Just in time for Valentine’s Day, I’m adding another recipe to the files – in case you’re still scrambling to come up with some gluten-free sweets for your sweetie.
Or, you didn’t see the Chocolate Truffles recipe I shared earlier this week.
My good friend Janelle Holden, posted this recipe during the recent holidays, in her blog Mind Body Love – and it’s a perfect cut-out cookie, regardless of the occasion.
In fact, I think that’s the best part about this recipe!
The dough lends itself well to rolling out, and cutting into decorative shapes with your choice of cookie cutter.
I also like that the recipe uses garbanzo bean flour – a common ingredient in Middle Eastern baking.
(Ethnic cuisines are often a fabulous source for new ideas).
Not everyone loves bean flours, insisting there’s an underlying taste that they just don’t care for.
But with the right amount of sweetener and spices, you might not even notice.
I’ll leave that for you to decide.
For several weeks, I had in mind to tweak the recipe a bit – not that it needed any tweaking.
But I thought a little cocoa powder added to the flours would be a perfect addition, for anyone out there who’s a chocolate fanatic.
And then one thing led to another, and before I knew it I was baking Valentine Hearts.
Happy Valentine’s Day!
HEART-SHAPED VALENTINE COOKIES with (Optional) CHOCOLATE GLAZE
Adapted from Janelle Holden’s Persian Christmas Cookies
½ cup coconut oil, melted
½ cup olive oil
1 cup maple syrup
1 ½ tsp ground Cardamom
2 cups Chickpea/Garfava Flour (Bob’s Red Mill)
3/4 cup Coconut Flour
½ cup Tapioca Flour
4 Tbsp Cocoa Powder
1 tsp Salt
Combine the flours and salt in a medium bowl.
In the bowl of a food processor, combine the coconut oil, olive oil, maple syrup and cardamom, and blend for a few seconds until creamy.
Gradually add the flour mixture to the bowl, and pulse several times until thoroughly combined. The dough will be a bit sticky. Knead into a ball, and place between two sheets of parchment paper. Flatten slightly, then chill dough for at least 30 minutes in the refrigerator.
Preheat the oven to 300 degrees.
Roll the dough out to ½ inch thickness (you could complete this step before refrigeration, if you prefer) and cut out with heart-shaped cookie cutters. Place on a parchment lined cookie sheet (I use a Silpat) and bake for 20 to 25 minutes, until slightly golden.

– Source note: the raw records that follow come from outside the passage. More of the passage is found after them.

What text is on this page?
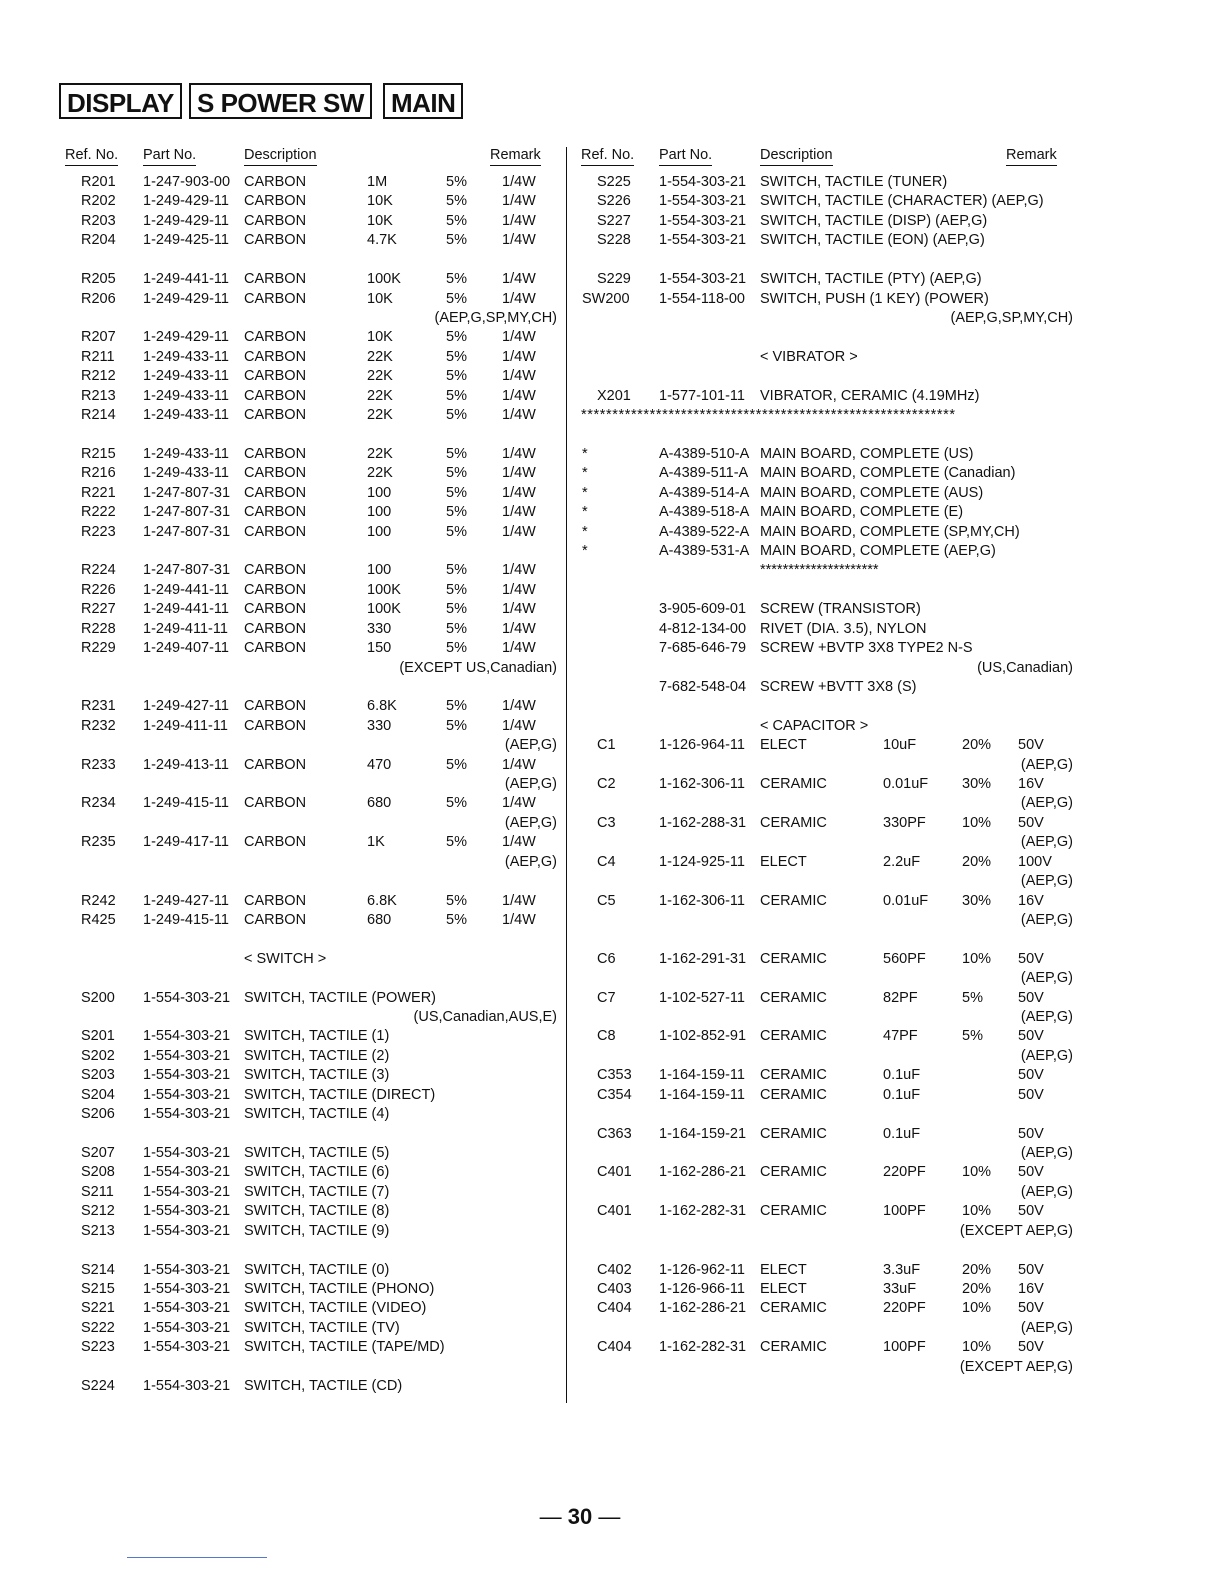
DISPLAY S POWER SW	MAIN
Ref. No. Part No.	Description	Remark
R201 1-247-903-00 CARBON	1M	5% 1/4W
R202 1-249-429-11 CARBON	10K	5% 1/4W
R203 1-249-429-11 CARBON	10K	5% 1/4W
R204 1-249-425-11 CARBON	4.7K	5% 1/4W
R205 1-249-441-11 CARBON	100K	5% 1/4W
R206 1-249-429-11 CARBON	10K	5% 1/4W
(AEP,G,SP,MY,CH)
R207 1-249-429-11 CARBON	10K	5% 1/4W
R211 1-249-433-11 CARBON	22K	5% 1/4W
R212 1-249-433-11 CARBON	22K	5% 1/4W
R213 1-249-433-11 CARBON	22K	5% 1/4W
R214 1-249-433-11 CARBON	22K	5% 1/4W
R215 1-249-433-11 CARBON	22K	5% 1/4W
R216 1-249-433-11 CARBON	22K	5% 1/4W
R221 1-247-807-31 CARBON	100	5% 1/4W
R222 1-247-807-31 CARBON	100	5% 1/4W
R223 1-247-807-31 CARBON	100	5% 1/4W
R224 1-247-807-31 CARBON	100	5% 1/4W
R226 1-249-441-11 CARBON	100K	5% 1/4W
R227 1-249-441-11 CARBON	100K	5% 1/4W
R228 1-249-411-11 CARBON	330	5% 1/4W
R229 1-249-407-11 CARBON	150	5% 1/4W
(EXCEPT US,Canadian)
R231 1-249-427-11 CARBON	6.8K	5% 1/4W
R232 1-249-411-11 CARBON	330	5% 1/4W
(AEP,G)
R233 1-249-413-11 CARBON	470	5% 1/4W
(AEP,G)
R234 1-249-415-11 CARBON	680	5% 1/4W
(AEP,G)
R235 1-249-417-11 CARBON	1K	5% 1/4W
(AEP,G)
R242 1-249-427-11 CARBON	6.8K	5% 1/4W
R425 1-249-415-11 CARBON	680	5% 1/4W
< SWITCH >
S200 1-554-303-21 SWITCH, TACTILE (POWER)
(US,Canadian,AUS,E)
S201 1-554-303-21 SWITCH, TACTILE (1)
S202 1-554-303-21 SWITCH, TACTILE (2)
S203 1-554-303-21 SWITCH, TACTILE (3)
S204 1-554-303-21 SWITCH, TACTILE (DIRECT)
S206 1-554-303-21 SWITCH, TACTILE (4)
S207 1-554-303-21 SWITCH, TACTILE (5)
S208 1-554-303-21 SWITCH, TACTILE (6)
S211 1-554-303-21 SWITCH, TACTILE (7)
S212 1-554-303-21 SWITCH, TACTILE (8)
S213 1-554-303-21 SWITCH, TACTILE (9)
S214 1-554-303-21 SWITCH, TACTILE (0)
S215 1-554-303-21 SWITCH, TACTILE (PHONO)
S221 1-554-303-21 SWITCH, TACTILE (VIDEO)
S222 1-554-303-21 SWITCH, TACTILE (TV)
S223 1-554-303-21 SWITCH, TACTILE (TAPE/MD)
S224 1-554-303-21 SWITCH, TACTILE (CD)
Ref. No. Part No.	Description	Remark
S225 1-554-303-21 SWITCH, TACTILE (TUNER)
S226 1-554-303-21 SWITCH, TACTILE (CHARACTER) (AEP,G)
S227 1-554-303-21 SWITCH, TACTILE (DISP) (AEP,G)
S228 1-554-303-21 SWITCH, TACTILE (EON) (AEP,G)
S229 1-554-303-21 SWITCH, TACTILE (PTY) (AEP,G)
SW200 1-554-118-00 SWITCH, PUSH (1 KEY) (POWER)
(AEP,G,SP,MY,CH)
< VIBRATOR >
X201 1-577-101-11 VIBRATOR, CERAMIC (4.19MHz)
************************************************************
*	A-4389-510-A MAIN BOARD, COMPLETE (US)
*	A-4389-511-A MAIN BOARD, COMPLETE (Canadian)
*	A-4389-514-A MAIN BOARD, COMPLETE (AUS)
*	A-4389-518-A MAIN BOARD, COMPLETE (E)
*	A-4389-522-A MAIN BOARD, COMPLETE (SP,MY,CH)
*	A-4389-531-A MAIN BOARD, COMPLETE (AEP,G)
*********************
3-905-609-01 SCREW (TRANSISTOR)
4-812-134-00 RIVET (DIA. 3.5), NYLON
7-685-646-79 SCREW +BVTP 3X8 TYPE2 N-S
(US,Canadian)
7-682-548-04 SCREW +BVTT 3X8 (S)
< CAPACITOR >
C1	1-126-964-11 ELECT	10uF	20% 50V
(AEP,G)
C2	1-162-306-11 CERAMIC	0.01uF 30% 16V
(AEP,G)
C3	1-162-288-31 CERAMIC	330PF	10% 50V
(AEP,G)
C4	1-124-925-11 ELECT	2.2uF	20% 100V
(AEP,G)
C5	1-162-306-11 CERAMIC	0.01uF 30% 16V
(AEP,G)
C6	1-162-291-31 CERAMIC	560PF	10% 50V
(AEP,G)
C7	1-102-527-11 CERAMIC	82PF	5% 50V
(AEP,G)
C8	1-102-852-91 CERAMIC	47PF	5% 50V
(AEP,G)
C353 1-164-159-11 CERAMIC	0.1uF	50V
C354 1-164-159-11 CERAMIC	0.1uF	50V
C363 1-164-159-21 CERAMIC	0.1uF	50V
(AEP,G)
C401 1-162-286-21 CERAMIC	220PF	10% 50V
(AEP,G)
C401 1-162-282-31 CERAMIC	100PF	10% 50V
(EXCEPT AEP,G)
C402 1-126-962-11 ELECT	3.3uF	20% 50V
C403 1-126-966-11 ELECT	33uF	20% 16V
C404 1-162-286-21 CERAMIC	220PF	10% 50V
(AEP,G)
C404 1-162-282-31 CERAMIC	100PF	10% 50V
(EXCEPT AEP,G)
— 30 —
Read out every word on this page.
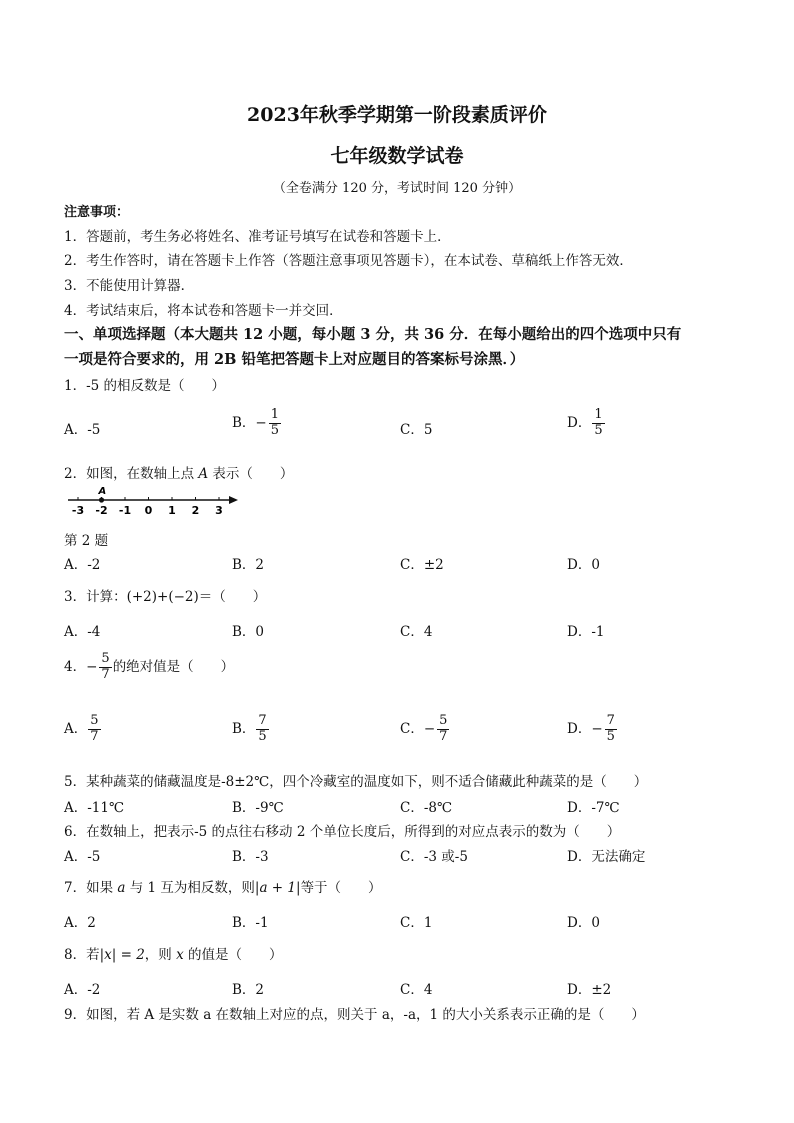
2023年秋季学期第一阶段素质评价
七年级数学试卷
（全卷满分 120 分，考试时间 120 分钟）
注意事项：
1．答题前，考生务必将姓名、准考证号填写在试卷和答题卡上．
2．考生作答时，请在答题卡上作答（答题注意事项见答题卡），在本试卷、草稿纸上作答无效．
3．不能使用计算器．
4．考试结束后，将本试卷和答题卡一并交回．
一、单项选择题（本大题共 12 小题，每小题 3 分，共 36 分．在每小题给出的四个选项中只有
一项是符合要求的，用 2B 铅笔把答题卡上对应题目的答案标号涂黑．）
1．-5 的相反数是（　　）
A．-5	B．− $\frac{1}{5}$	C．5	D． $\frac{1}{5}$
2．如图，在数轴上点 A 表示（　　）
-3 -2 -1 0 1 2 3
A
第 2 题
A．-2	B．2	C．±2	D．0
3．计算：(+2)+(−2)＝（　　）
A．-4	B．0	C．4	D．-1
4．− $\frac{5}{7}$ 的绝对值是（　　）
A． $\frac{5}{7}$	B． $\frac{7}{5}$	C．− $\frac{5}{7}$	D．− $\frac{7}{5}$
5．某种蔬菜的储藏温度是-8±2℃，四个冷藏室的温度如下，则不适合储藏此种蔬菜的是（　　）
A．-11℃	B．-9℃	C．-8℃	D．-7℃
6．在数轴上，把表示-5 的点往右移动 2 个单位长度后，所得到的对应点表示的数为（　　）
A．-5	B．-3	C．-3 或-5	D．无法确定
7．如果 a 与 1 互为相反数，则|a + 1|等于（　　）
A．2	B．-1	C．1	D．0
8．若|x| = 2，则 x 的值是（　　）
A．-2	B．2	C．4	D．±2
9．如图，若 A 是实数 a 在数轴上对应的点，则关于 a，-a，1 的大小关系表示正确的是（　　）
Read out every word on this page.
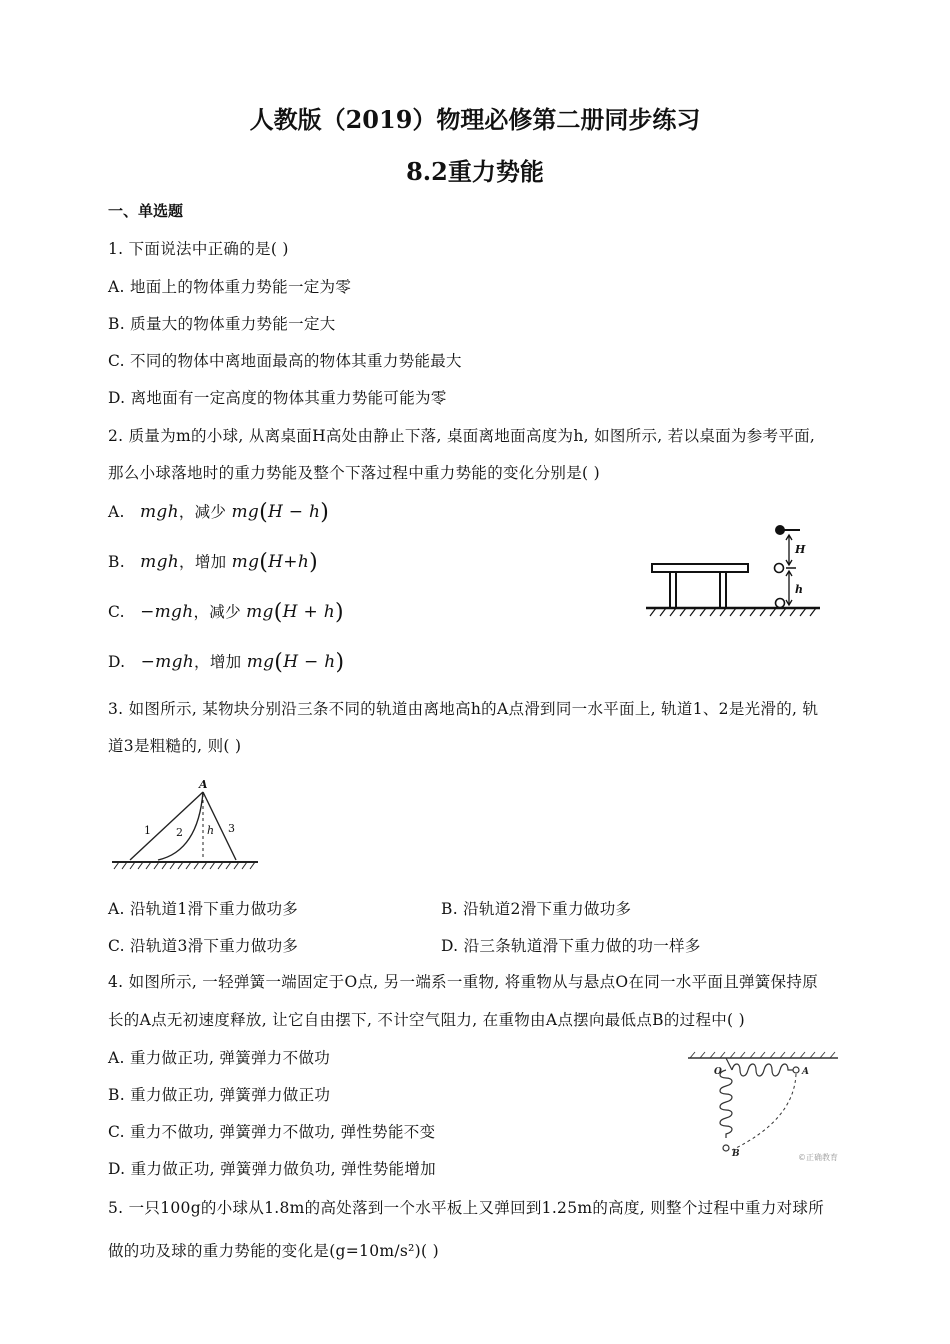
人教版（2019）物理必修第二册同步练习
8.2重力势能
一、单选题
1. 下面说法中正确的是( )
A. 地面上的物体重力势能一定为零
B. 质量大的物体重力势能一定大
C. 不同的物体中离地面最高的物体其重力势能最大
D. 离地面有一定高度的物体其重力势能可能为零
2. 质量为m的小球, 从离桌面H高处由静止下落, 桌面离地面高度为h, 如图所示, 若以桌面为参考平面,
那么小球落地时的重力势能及整个下落过程中重力势能的变化分别是( )
A. mgh，减少 mg(H − h)
B. mgh，增加 mg(H+h)
C. −mgh，减少 mg(H + h)
D. −mgh，增加 mg(H − h)
H
h
3. 如图所示, 某物块分别沿三条不同的轨道由离地高h的A点滑到同一水平面上, 轨道1、2是光滑的, 轨
道3是粗糙的, 则( )
A
1 2 h 3
A. 沿轨道1滑下重力做功多	B. 沿轨道2滑下重力做功多
C. 沿轨道3滑下重力做功多	D. 沿三条轨道滑下重力做的功一样多
4. 如图所示, 一轻弹簧一端固定于O点, 另一端系一重物, 将重物从与悬点O在同一水平面且弹簧保持原
长的A点无初速度释放, 让它自由摆下, 不计空气阻力, 在重物由A点摆向最低点B的过程中( )
A. 重力做正功, 弹簧弹力不做功
B. 重力做正功, 弹簧弹力做正功
C. 重力不做功, 弹簧弹力不做功, 弹性势能不变
D. 重力做正功, 弹簧弹力做负功, 弹性势能增加
O	A
B	©正确教育
5. 一只100g的小球从1.8m的高处落到一个水平板上又弹回到1.25m的高度, 则整个过程中重力对球所
做的功及球的重力势能的变化是(g=10m/s²)( )
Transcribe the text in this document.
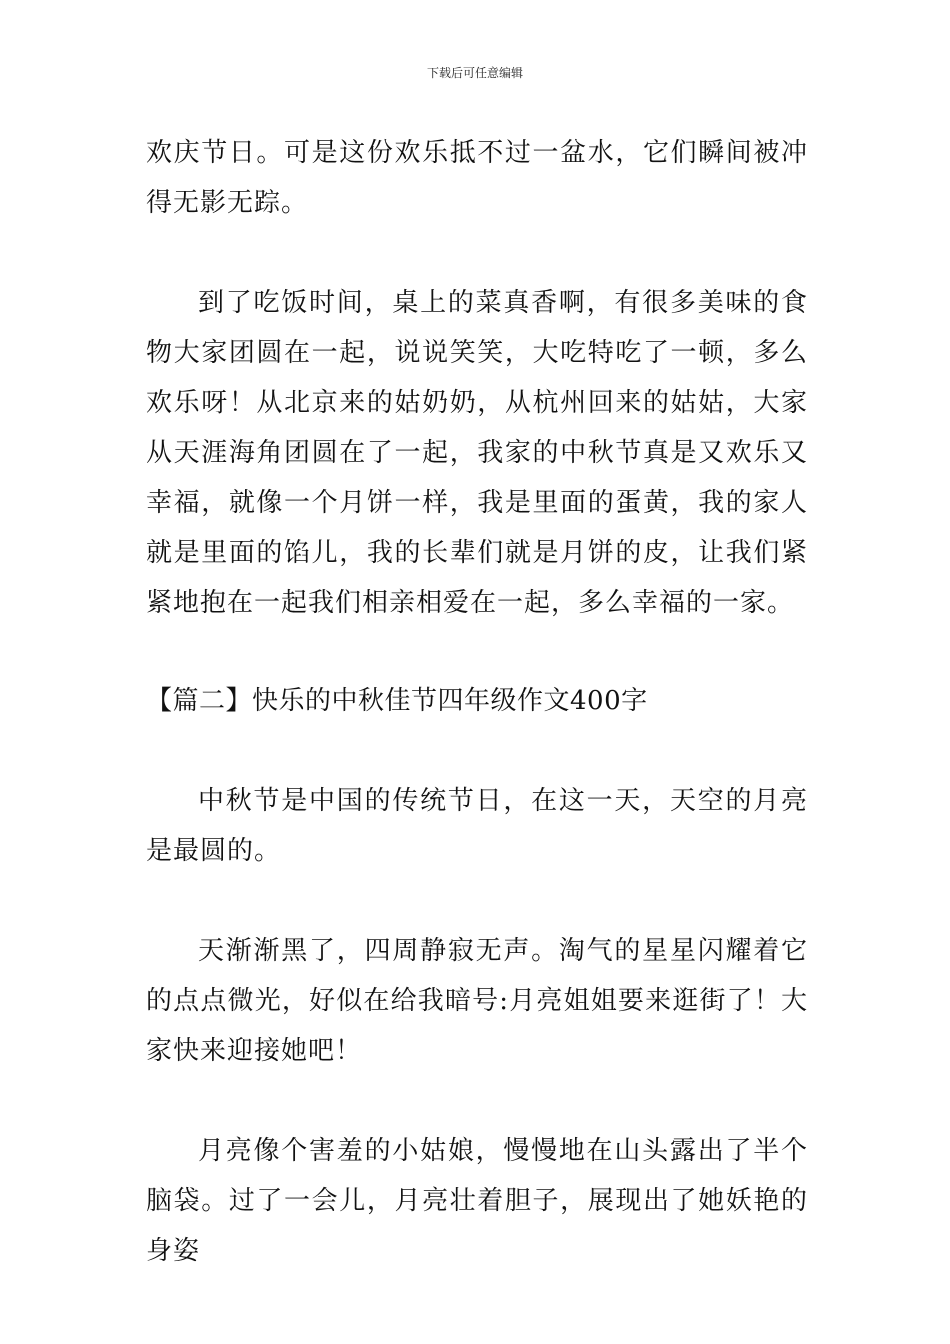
下载后可任意编辑

欢庆节日。可是这份欢乐抵不过一盆水，它们瞬间被冲得无影无踪。

到了吃饭时间，桌上的菜真香啊，有很多美味的食物大家团圆在一起，说说笑笑，大吃特吃了一顿，多么欢乐呀！从北京来的姑奶奶，从杭州回来的姑姑，大家从天涯海角团圆在了一起，我家的中秋节真是又欢乐又幸福，就像一个月饼一样，我是里面的蛋黄，我的家人就是里面的馅儿，我的长辈们就是月饼的皮，让我们紧紧地抱在一起我们相亲相爱在一起，多么幸福的一家。

【篇二】快乐的中秋佳节四年级作文400字

中秋节是中国的传统节日，在这一天，天空的月亮是最圆的。

天渐渐黑了，四周静寂无声。淘气的星星闪耀着它的点点微光，好似在给我暗号:月亮姐姐要来逛街了！大家快来迎接她吧！

月亮像个害羞的小姑娘，慢慢地在山头露出了半个脑袋。过了一会儿，月亮壮着胆子，展现出了她妖艳的身姿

Allow to cool completely before adding the glaze.
Speaking of which, the cookies are delicious plain, but you could add a Chocolate Glaze to dress them up for your sweetheart.
CHOCOLATE GLAZE
½ cup gluten-free Chocolate Chips (look for Enjoy Life )
This the easiest glaze I know of.
Simply melt some gluten-free chocolate chips, or a small bar of chocolate – then either dip, or spread ,the melted chocolate on the cookies. Allow the glaze to set until hardened.
Or – with a little extra effort, you could make this sugar-free version from scratch.
(You’ll need to scroll about halfway down the page, and of course omit the apricots. And just for the record, these Brownie Bites are totally awesome!)
NOTES:
- These cookies are wonderful plain, or flavored with cocoa powder.
- I accidentally omitted the cardamom in the chocolate version & they were still good – so that’s another option
- You could also easily cut the recipe in half, which I often do – it still makes plenty for a small household.